Hicks was charged with three counts of first-degree murder for the slayings
A judge has ruled that Stephen Hicks, the man accused of shooting three Muslim students, can face the death penalty.
Hicks, 46, turned himself in to police shortly after the incident occurred. The three students – Deah Barakat, 23; Barakat’s wife, Yusor Abu-Salha, 23; and Yusor’s sister, Razan Abu-Salha, 21 – were killed at their home near the University of North Carolina at Chapel Hill campus in February.
Hicks was charged with three counts of first-degree murder for the slayings, which were allegedly prompted by a parking dispute, though many believe they were hate crimes motivated by the students’ religion.
Durham County District Attorney Roger Echols said last month that he planned to seek the death penalty if Hicks is convicted, according to the Associated Press. On Monday, prosecutors presented their case to Judge Orlando Hudson, who decided that Hicks is “death penalty qualified.”
Federal investigators are looking into whether there is evidence to support hate-crime charges as well, the News & Observer reports.

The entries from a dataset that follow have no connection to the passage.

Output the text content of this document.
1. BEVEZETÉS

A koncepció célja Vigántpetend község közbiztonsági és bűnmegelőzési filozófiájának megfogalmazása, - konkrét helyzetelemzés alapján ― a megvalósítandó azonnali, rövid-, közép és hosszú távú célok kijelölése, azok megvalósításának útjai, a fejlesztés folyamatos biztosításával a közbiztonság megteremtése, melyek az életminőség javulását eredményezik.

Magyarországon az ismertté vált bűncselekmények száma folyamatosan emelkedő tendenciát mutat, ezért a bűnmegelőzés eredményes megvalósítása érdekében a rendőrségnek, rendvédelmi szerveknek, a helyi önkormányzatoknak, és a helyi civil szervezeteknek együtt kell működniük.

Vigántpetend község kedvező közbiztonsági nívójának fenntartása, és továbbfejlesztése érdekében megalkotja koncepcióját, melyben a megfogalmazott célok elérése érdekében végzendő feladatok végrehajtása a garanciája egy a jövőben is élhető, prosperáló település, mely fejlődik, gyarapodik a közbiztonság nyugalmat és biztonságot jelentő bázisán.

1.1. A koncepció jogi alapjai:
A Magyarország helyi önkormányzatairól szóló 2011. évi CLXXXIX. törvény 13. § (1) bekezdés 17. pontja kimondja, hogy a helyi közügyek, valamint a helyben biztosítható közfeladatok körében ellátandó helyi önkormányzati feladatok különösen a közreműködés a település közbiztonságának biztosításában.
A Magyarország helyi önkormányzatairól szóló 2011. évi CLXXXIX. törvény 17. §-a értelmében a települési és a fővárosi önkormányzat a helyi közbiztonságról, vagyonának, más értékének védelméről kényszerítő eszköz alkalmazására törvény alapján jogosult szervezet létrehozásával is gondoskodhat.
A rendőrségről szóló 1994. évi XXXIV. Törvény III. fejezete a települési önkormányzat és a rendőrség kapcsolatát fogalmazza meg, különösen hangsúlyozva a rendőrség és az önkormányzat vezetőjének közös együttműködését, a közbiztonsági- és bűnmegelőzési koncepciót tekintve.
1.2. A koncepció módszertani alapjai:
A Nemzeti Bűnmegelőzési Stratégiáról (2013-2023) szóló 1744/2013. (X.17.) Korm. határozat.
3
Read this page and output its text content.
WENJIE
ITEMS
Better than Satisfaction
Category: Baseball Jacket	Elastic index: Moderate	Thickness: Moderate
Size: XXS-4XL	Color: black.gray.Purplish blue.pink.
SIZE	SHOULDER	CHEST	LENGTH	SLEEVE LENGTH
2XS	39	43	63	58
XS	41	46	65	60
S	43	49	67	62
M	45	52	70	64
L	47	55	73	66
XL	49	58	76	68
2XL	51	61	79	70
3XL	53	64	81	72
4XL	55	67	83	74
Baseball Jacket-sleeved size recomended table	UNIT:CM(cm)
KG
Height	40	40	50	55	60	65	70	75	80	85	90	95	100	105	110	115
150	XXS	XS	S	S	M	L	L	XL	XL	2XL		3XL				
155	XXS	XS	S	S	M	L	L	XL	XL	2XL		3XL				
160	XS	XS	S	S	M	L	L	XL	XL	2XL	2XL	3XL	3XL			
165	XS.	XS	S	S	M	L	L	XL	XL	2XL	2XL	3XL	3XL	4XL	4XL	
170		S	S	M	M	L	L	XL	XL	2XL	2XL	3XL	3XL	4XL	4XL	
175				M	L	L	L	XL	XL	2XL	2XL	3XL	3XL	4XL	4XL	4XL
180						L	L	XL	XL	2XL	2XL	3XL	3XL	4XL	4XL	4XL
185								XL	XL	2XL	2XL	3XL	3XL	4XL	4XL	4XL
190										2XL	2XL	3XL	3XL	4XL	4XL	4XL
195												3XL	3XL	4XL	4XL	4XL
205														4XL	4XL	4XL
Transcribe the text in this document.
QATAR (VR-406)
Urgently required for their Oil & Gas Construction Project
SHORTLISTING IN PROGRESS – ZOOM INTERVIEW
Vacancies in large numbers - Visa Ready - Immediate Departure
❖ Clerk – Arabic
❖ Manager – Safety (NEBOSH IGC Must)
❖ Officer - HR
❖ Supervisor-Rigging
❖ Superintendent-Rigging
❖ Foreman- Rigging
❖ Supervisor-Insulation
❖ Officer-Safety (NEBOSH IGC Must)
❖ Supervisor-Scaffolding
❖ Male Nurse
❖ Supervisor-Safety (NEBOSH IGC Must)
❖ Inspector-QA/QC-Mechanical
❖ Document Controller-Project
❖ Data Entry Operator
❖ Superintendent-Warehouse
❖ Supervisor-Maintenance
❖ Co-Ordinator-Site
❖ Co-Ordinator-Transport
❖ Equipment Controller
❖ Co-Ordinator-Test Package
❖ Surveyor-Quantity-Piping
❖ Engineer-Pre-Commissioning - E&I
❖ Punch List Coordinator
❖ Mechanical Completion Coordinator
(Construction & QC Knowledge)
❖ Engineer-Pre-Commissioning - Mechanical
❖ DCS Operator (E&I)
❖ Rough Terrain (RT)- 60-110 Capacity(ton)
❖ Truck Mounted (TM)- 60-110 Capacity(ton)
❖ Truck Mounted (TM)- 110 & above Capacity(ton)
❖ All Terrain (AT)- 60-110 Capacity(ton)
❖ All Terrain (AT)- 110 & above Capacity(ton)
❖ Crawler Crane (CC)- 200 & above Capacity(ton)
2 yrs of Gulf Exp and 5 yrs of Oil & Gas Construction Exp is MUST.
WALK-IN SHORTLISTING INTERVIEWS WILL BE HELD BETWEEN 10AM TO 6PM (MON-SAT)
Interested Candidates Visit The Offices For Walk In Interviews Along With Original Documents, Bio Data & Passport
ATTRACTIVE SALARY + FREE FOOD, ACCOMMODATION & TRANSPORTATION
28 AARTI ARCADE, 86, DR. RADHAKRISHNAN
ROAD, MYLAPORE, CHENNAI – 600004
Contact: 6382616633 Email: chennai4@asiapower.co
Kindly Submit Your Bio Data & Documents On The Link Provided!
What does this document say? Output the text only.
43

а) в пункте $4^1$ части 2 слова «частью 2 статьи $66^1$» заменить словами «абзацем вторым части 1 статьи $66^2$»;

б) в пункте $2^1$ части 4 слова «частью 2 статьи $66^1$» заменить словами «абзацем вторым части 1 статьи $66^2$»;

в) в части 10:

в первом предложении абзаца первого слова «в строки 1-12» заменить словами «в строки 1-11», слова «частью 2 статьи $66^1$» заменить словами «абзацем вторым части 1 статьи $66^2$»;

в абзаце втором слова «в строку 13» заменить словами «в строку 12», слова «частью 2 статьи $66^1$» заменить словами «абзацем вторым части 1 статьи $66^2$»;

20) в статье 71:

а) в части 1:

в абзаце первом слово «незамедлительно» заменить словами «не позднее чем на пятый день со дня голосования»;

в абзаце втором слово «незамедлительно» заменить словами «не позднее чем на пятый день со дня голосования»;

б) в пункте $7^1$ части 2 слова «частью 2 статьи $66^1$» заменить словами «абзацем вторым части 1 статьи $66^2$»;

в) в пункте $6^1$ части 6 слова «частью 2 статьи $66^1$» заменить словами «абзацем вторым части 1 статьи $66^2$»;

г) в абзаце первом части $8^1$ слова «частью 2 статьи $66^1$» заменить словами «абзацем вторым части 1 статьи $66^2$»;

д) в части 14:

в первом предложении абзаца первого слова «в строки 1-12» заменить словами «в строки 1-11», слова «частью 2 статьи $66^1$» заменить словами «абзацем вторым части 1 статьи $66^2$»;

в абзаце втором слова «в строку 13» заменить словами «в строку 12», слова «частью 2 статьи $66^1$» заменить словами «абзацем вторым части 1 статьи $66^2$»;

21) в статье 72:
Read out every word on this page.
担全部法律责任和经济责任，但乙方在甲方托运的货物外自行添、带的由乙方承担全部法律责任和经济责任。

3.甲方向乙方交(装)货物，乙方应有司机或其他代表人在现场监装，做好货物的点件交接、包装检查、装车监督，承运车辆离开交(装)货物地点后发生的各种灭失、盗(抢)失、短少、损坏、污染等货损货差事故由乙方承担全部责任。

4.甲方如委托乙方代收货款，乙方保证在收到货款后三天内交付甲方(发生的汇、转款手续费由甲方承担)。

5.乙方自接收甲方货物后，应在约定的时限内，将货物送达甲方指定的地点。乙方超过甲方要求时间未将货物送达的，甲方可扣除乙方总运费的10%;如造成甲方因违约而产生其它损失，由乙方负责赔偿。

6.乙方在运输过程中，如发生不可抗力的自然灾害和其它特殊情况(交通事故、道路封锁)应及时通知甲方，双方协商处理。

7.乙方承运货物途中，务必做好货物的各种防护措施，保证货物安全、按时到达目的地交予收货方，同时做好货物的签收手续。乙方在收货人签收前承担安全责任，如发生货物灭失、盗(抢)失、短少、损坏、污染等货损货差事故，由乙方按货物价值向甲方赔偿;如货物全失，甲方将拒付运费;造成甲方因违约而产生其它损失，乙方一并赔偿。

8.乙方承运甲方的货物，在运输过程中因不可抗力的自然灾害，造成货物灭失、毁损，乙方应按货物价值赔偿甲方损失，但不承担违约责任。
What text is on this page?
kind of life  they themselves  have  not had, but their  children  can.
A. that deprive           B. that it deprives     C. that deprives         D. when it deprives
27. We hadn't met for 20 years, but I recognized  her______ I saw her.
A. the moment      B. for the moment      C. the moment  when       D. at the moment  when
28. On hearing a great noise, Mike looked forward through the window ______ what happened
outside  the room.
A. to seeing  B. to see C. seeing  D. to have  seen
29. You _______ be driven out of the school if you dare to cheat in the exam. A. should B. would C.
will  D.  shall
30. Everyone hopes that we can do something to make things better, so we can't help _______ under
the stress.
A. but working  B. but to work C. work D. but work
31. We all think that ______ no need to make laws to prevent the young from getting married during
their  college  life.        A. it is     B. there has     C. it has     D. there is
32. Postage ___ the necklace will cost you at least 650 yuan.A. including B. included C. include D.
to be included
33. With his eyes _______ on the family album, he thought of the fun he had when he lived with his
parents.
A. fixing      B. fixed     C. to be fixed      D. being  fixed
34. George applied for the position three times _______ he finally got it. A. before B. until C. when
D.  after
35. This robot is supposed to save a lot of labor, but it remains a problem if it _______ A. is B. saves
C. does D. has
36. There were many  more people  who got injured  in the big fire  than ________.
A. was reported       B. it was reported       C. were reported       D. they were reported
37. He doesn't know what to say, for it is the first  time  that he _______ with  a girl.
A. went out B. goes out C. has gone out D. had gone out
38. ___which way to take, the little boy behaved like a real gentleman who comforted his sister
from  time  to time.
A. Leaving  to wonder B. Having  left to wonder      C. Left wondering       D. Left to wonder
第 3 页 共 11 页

Search warrants from the case show that Hicks kept detailed notes on the parking activity at the complex. However, photos taken the day after the shooting showed that none of the family’s cars were parked in Hicks’s spot.
Barakat was a student at UNC-Chapel Hill’s School of Dentistry when he died. He had just wed Yusor, who was studying biology at North Carolina State University, in December. Razan, also a student at NCSU, was studying architecture and environmental design.